Proof by Mathematical Induction

We can prove the theorem is true for all integers $n \geq 1$ using induction.

**Base Case ($n=1$):** $(a+b)^1 = a + b$. The formula gives $\binom{1}{0}a^1b^0 + \binom{1}{1}a^0b^1 = 1a + 1b$. It matches.

**Inductive Step:** Assume the formula is true for some integer $n$. We need to show it works for $n+1$.

Consider $(a+b)^{n+1} = (a+b)(a+b)^n$.

Substitute the formula for $(a+b)^n$: $(a+b) \sum \binom{n}{k} a^{n-k}b^k$.

Distribute both $a$ and $b$ into the sum.

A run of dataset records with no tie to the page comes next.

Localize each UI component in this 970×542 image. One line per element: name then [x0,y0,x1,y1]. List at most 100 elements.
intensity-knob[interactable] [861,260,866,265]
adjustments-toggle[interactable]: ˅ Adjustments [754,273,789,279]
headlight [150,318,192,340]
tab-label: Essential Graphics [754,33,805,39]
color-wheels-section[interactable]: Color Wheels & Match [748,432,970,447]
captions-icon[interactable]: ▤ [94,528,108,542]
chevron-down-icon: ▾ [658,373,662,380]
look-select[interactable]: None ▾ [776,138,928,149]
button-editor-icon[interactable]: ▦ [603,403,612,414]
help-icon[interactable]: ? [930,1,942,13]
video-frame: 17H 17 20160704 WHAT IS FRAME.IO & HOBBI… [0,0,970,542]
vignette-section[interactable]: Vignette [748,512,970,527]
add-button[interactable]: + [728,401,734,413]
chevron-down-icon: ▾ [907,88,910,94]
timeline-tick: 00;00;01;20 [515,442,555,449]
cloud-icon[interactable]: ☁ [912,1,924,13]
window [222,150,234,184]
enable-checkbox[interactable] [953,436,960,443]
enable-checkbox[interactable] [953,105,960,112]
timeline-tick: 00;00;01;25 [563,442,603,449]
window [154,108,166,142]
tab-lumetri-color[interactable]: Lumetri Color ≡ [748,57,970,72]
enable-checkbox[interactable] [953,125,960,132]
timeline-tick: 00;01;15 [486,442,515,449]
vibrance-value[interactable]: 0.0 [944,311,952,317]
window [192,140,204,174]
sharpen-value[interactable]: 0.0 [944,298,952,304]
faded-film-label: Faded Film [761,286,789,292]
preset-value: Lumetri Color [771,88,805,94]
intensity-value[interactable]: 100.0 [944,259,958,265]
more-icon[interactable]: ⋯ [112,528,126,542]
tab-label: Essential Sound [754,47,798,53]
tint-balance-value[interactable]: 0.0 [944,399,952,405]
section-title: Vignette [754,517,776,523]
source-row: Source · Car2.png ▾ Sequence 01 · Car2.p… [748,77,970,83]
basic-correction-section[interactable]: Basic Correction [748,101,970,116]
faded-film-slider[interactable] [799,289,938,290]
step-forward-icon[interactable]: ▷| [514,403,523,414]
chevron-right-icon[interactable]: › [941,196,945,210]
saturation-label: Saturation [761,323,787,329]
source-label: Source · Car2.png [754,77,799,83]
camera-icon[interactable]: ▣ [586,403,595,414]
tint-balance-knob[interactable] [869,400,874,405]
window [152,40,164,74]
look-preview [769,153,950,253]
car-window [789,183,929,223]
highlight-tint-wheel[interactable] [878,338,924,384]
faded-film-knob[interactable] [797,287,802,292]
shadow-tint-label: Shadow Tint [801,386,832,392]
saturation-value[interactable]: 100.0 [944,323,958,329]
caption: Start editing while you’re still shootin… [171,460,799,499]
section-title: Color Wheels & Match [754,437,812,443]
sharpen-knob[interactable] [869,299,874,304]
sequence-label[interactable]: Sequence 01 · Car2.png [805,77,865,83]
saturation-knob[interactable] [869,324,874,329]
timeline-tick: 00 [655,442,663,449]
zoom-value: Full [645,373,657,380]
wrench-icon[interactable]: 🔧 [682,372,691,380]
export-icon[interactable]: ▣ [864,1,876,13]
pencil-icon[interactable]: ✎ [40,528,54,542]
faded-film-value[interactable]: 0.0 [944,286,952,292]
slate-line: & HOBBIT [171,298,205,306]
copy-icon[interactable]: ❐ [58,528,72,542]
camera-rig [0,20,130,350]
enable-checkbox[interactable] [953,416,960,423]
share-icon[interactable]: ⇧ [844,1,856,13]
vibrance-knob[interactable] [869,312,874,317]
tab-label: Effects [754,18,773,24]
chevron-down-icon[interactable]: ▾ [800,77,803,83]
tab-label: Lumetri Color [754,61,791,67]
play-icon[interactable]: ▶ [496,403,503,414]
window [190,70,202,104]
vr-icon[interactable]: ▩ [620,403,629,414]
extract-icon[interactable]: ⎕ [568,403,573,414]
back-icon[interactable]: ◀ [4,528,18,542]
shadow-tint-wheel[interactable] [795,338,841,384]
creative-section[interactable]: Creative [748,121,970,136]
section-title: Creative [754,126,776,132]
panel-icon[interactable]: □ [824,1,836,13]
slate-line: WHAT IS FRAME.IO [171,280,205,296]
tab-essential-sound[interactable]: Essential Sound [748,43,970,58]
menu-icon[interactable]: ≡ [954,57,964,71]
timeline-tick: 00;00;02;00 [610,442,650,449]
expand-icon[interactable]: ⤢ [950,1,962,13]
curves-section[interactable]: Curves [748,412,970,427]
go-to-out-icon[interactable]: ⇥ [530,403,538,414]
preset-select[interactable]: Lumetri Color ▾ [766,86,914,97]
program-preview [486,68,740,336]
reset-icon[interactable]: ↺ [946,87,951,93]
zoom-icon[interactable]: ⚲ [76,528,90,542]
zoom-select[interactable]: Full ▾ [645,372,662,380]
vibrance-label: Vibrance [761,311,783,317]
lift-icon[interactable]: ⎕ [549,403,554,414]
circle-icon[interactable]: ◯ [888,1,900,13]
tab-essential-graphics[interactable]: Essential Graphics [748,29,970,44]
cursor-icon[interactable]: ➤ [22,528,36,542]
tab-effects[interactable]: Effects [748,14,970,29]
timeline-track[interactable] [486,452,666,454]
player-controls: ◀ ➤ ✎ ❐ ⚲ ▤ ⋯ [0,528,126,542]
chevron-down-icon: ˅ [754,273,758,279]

You get two sums.

Group like terms (terms with the same powers of $a$ and $b$).

Use Pascal's Identity: $\binom{n}{k} + \binom{n}{k-1} = \binom{n+1}{k}$.

The resulting coefficients perfectly match the formula for $n+1$. Thus, it is true for all $n$.

Variables

Symbol	Meaning
`a, b`	Terms in the binomial
`n`	Exponent (Positive integer)
`k`	Term index (from 0 to n)
`nCr`	Binomial Coefficient (n choose k)

Examples

Basic Calculation

Problem: Expand (x+2)³

Solution:

x³ + 6x² + 12x + 8

Expanding with Coefficients

Problem: Expand $(2x - 3)^3$.

Solution: $8x^3 - 36x^2 + 54x - 27$

Identify $a=2x$, $b=-3$, $n=3$.
Coefficients for $n=3$ are 1, 3, 3, 1.
Term 1: $1 \cdot (2x)^3 (-3)^0 = 1 \cdot 8x^3 \cdot 1 = 8x^3$.
Term 2: $3 \cdot (2x)^2 (-3)^1 = 3 \cdot 4x^2 \cdot (-3) = -36x^2$.
Term 3: $3 \cdot (2x)^1 (-3)^2 = 3 \cdot 2x \cdot 9 = 54x$.
Term 4: $1 \cdot (2x)^0 (-3)^3 = 1 \cdot 1 \cdot (-27) = -27$.
Result: $8x^3 - 36x^2 + 54x - 27$.

Approximation

Problem: Estimate $(1.01)^5$ without a calculator.

Solution: ~1.05

Rewrite as $(1 + 0.01)^5$.
Use the first two terms of the expansion: $a^n + n a^{n-1}b$.
$1^5 + 5(1)^4(0.01)$.
$1 + 5(0.01) = 1 + 0.05 = 1.05$.
The exact answer is 1.05101..., so this is a very good estimate.

Common Mistakes

❌ Mistake

The Freshman's Dream

✅ Correction

Thinking that $(a+b)^n = a^n + b^n$. This is completely false (unless $n=1$). You MUST include the middle terms (cross-terms). $(a+b)^2 = a^2 + 2ab + b^2$.

❌ Mistake

Forgetting Negative Signs

✅ Correction

If the expression is $(a - b)^n$, treat it as $(a + (-b))^n$. This means the signs will alternate between positive and negative in the expansion.

Real-World Applications

Probability: Coin Flips

The Binomial Theorem is the foundation of the Binomial Distribution in probability. If you flip a coin $n$ times, the number of ways to get exactly $k$ heads is given by the binomial coefficient $\binom{n}{k}$. The term $\binom{n}{k} p^k (1-p)^{n-k}$ gives the exact probability of $k$ successes.

Genetics

In simple Mendelian genetics, if two hybrid parents (Aa) cross, the offspring traits follow binomial probabilities. For multiple traits or polygenic inheritance, the distribution of phenotypes often approximates the expansion of $(a+b)^n$.

Frequently Asked Questions

What is "n choose k"?

It is the number of ways to choose $k$ items from a set of $n$ distinct items, ignoring order. Formula: $\frac{n!}{k!(n-k)!}$.

Does this work for fractional powers?

Yes, but it produces an infinite series (Newton's Generalized Binomial Theorem) instead of a finite polynomial. This is used in calculus for approximations (Taylor Series).